I can hold to the theory of bullet base down in the case lowering your pressure limit to accuracy. But in practice. My limited personal experience has not shown that to be overwhelming. More like there are so many variables I don't know what to blame it on. Reality is there are way to many people shooting Lyman 311041 thirty-thirty boolits of 177 grain in a 308 Win with the check down in the case to discount the practice. Must be millions a year with just that single bullet case combination. Just among the members on this site. This is because the 308 has a pittance for a neck. I have a 180 grain bullet that fits a 308 Win neck. Fits a BO neck to with just the check below. But it's never been my most accurate bullet. It's new and I'm still working on it. Sure looks pretty though. So anyways, my suggestion, just stick on a check and shoot. If you blow up your gun with a dropped check you will be world famous and get a add camping contract from Jey Bullets bullets. They may even name a new running shoe after you.

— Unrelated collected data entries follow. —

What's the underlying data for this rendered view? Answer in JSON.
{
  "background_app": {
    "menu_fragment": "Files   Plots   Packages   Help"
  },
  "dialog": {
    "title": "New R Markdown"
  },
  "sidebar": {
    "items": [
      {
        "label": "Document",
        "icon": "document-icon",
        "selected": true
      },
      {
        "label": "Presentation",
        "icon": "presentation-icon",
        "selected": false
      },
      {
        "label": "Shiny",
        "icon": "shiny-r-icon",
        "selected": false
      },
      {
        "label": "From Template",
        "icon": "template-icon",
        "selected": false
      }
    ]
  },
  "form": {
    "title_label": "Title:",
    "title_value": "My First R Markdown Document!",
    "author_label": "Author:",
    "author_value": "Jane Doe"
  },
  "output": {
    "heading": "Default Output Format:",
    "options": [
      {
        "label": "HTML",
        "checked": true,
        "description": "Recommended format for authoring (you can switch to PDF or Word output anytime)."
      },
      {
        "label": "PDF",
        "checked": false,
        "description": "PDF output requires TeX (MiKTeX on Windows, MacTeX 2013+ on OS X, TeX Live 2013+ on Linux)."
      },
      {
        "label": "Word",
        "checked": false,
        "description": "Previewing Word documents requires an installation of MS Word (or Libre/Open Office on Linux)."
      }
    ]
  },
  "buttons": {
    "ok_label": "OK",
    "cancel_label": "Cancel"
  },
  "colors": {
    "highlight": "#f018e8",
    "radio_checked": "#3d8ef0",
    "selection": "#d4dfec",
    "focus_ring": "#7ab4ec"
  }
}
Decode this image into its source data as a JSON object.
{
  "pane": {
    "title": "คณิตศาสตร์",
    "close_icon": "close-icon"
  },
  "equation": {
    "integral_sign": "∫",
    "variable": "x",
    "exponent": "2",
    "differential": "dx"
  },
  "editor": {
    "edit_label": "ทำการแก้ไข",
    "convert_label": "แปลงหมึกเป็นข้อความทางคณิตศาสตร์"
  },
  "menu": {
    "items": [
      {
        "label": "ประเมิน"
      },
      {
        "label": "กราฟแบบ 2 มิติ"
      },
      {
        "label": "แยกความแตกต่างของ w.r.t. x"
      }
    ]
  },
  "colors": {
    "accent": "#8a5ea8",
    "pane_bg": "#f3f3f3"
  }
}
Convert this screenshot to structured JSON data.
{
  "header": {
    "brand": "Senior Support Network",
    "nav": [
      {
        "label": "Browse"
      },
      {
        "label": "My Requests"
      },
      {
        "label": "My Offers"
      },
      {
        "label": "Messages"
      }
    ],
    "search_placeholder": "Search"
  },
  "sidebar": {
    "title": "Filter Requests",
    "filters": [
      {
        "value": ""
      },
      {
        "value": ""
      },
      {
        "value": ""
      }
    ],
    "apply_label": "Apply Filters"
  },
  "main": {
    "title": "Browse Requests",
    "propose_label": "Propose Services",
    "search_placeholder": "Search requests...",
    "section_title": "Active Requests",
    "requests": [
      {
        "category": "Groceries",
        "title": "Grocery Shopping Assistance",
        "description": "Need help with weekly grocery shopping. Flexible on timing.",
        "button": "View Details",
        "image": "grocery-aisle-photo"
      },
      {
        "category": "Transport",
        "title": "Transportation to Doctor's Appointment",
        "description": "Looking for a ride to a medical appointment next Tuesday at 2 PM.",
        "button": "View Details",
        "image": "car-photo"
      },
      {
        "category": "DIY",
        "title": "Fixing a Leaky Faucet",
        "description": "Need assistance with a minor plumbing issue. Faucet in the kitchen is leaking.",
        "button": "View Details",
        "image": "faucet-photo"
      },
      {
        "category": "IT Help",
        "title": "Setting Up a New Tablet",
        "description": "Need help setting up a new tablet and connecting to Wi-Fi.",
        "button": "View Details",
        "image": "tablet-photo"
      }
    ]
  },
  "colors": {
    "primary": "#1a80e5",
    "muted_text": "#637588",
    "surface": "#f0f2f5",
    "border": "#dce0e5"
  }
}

I hope your skin is thick tonight. Last thing I'd want to do is offend you. but what you hold as fact is common and untrue. You probably heard it here in this forum. I'm not from Missouri but only about an hours drive away. So show me.

44man
01-04-2016, 10:52 AM
Bone chips accelerated to velocity is too funny and so are pieces of broken boolits. Best to keep a boolit together and on a straight path for complete penetration. Expand it as needed but don't break it.157215 Massive damage to bone at entry and I assure you that no bone was past the surface. Not a single piece was driven into the deer. It just busted right there.
This was just a cast soft nose, complete penetration so I suggest it is best.
It took time to clean this shoulder and the big bones were torn from meat and just fell out. But no indication bone was driven anywhere.

44man
01-04-2016, 10:56 AM
Krag 35:
If you were to loose a gas check inside the case you'd be the first person I'd ever heard of to do that.
Hornady or Gator checks not the old slip on which I know nothing about anyway. Just try using a vise over the bullet nose then a pair of plyers to pull off a gas check. You will see very soon what a farce the idea of recoil or whatever popping a gas check off is. Then search the internet for a solid story of anyone who has some issue whatsoever with a gas check coming off in the case. If you find one I and many others would like to take a look at it.

I can hold to the theory of bullet base down in the case lowering your pressure limit to accuracy. But in practice. My limited personal experience has not shown that to be overwhelming. More like there are so many variables I don't know what to blame it on. Reality is there are way to many people shooting Lyman 311041 thirty-thirty boolits of 177 grain in a 308 Win with the check down in the case to discount the practice. Must be millions a year with just that single bullet case combination. Just among the members on this site. This is because the 308 has a pittance for a neck. I have a 180 grain bullet that fits a 308 Win neck. Fits a BO neck to with just the check below. But it's never been my most accurate bullet. It's new and I'm still working on it. Sure looks pretty though. So anyways, my suggestion, just stick on a check and shoot. If you blow up your gun with a dropped check you will be world famous and get a add camping contract from Jey Bullets bullets. They may even name a new running shoe after you.

I hope your skin is thick tonight. Last thing I'd want to do is offend you. but what you hold as fact is common and untrue. You probably heard it here in this forum. I'm not from Missouri but only about an hours drive away. So show me.
My experience also. Many of my rifle boolits have the check below the neck. A proper seated check will not fall off nor will seated deep affect accuracy.